Louisville’s Sam Corbett is a problem solver. When he was an executive in the formalwear business, Corbett had to find creative solutions for a business that revolved around immovable deadlines like wedding dates and proms.
When he decided to leave his family business, Sam Meyers Formalwear, he followed a yen that had been building in him for years: to continue his involvement in education.
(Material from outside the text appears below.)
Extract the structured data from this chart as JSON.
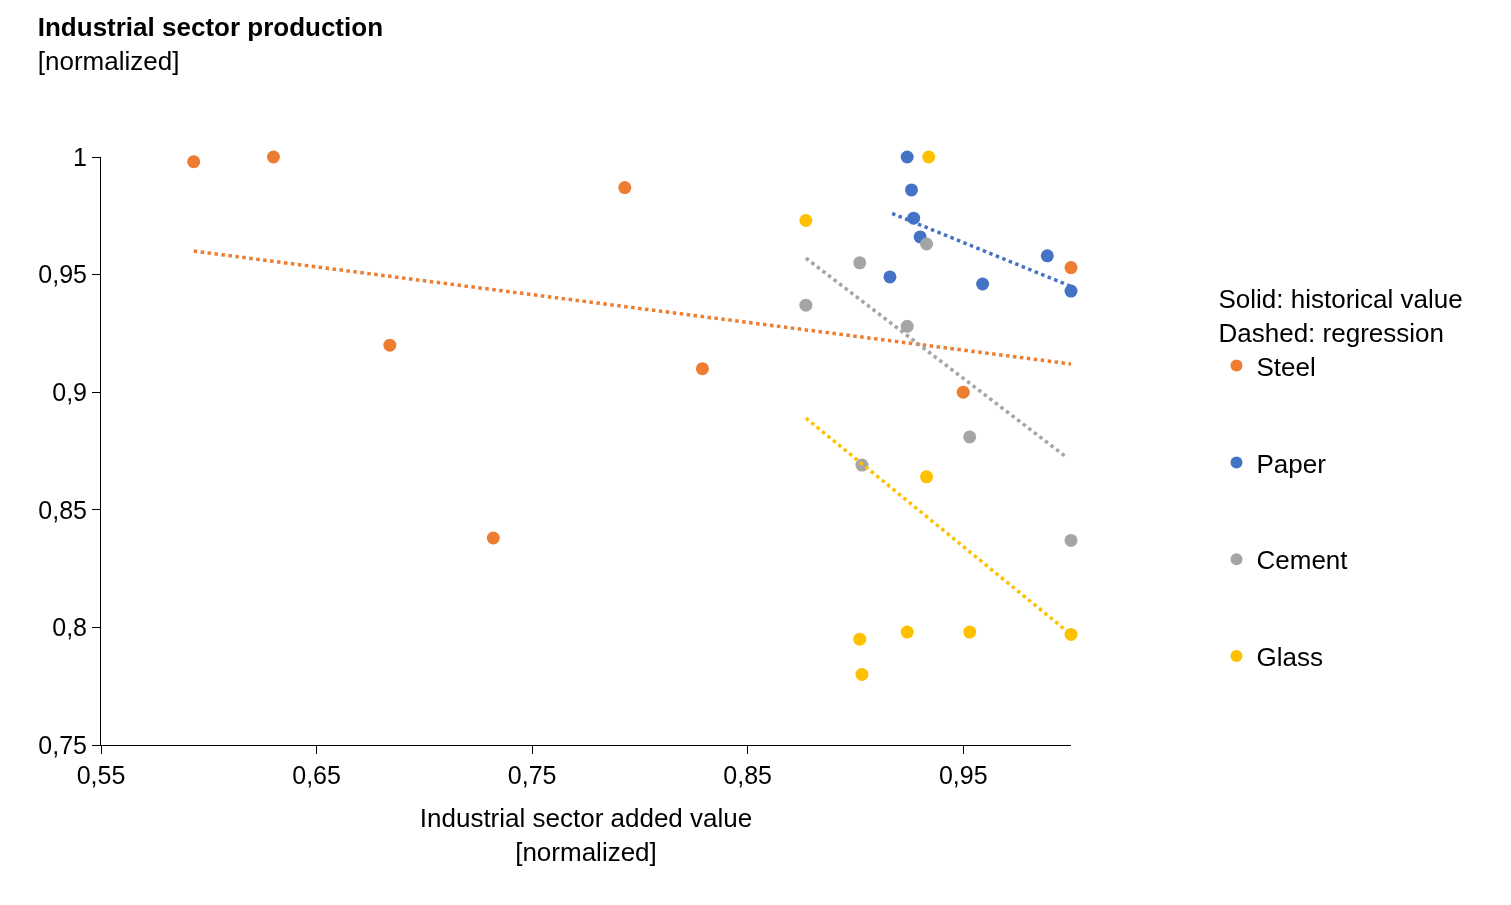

He’d served on the Jefferson County Public Schools board, on the Prichard Committee for Academic Excellence, and with the University of Louisville.
“I left the business at the end of 2011. It was the only thing I’d done since I was 15 years old,” said Corbett, whose defining feature is the energy he brings to whatever task is at hand.
“I spent 21 years in the tuxedo business and there was something that was just pulling on me,” said Corbett, whose grandfather founded Sam Meyers in 1905.
“There was a part of me that said, ‘I want to try something else.’ And I knew that I would end up doing something that was related to education, because I had spent a lot of time as a volunteer.”
His first taste was through a school/business partnership Sam Meyers had with the Youth Performing Arts School Orchestra in Louisville—a natural fit, he said, given the formal nature of orchestra attire.
“That’s how I became exposed to leadership in education,” he remembered—and it lit a fire. Next, he threw his hat into the ring to be considered for an unexpired school board seat in Jefferson County in the early 1990s. He went on to run and sat on the board for eight years.
“It was the best experience I ever had—and it’s the hardest job in the United States,” he laughed. “You don’t get paid, it’s a full-time job, and someone is always upset.”
That experience, which he calls “the purest form of public service,” galvanized him to make a difference to public schools, where he is particularly gripped by its mission to serve all students.
“Two of my three children went to public school, and I think the great part about public education is that your child is sitting in the classroom with kids where some are like them and some are totally unlike them,” he said. “And the city today has become so diverse! Something like 100-plus languages are spoken, and it’s really become a kind of melting pot.”
Today, Corbett is executive director of the Jefferson County Public Education Foundation, a nonprofit organization that exists to create, strengthen, and connect the dots between needs in the public schools and the businesses and individuals who want to help them.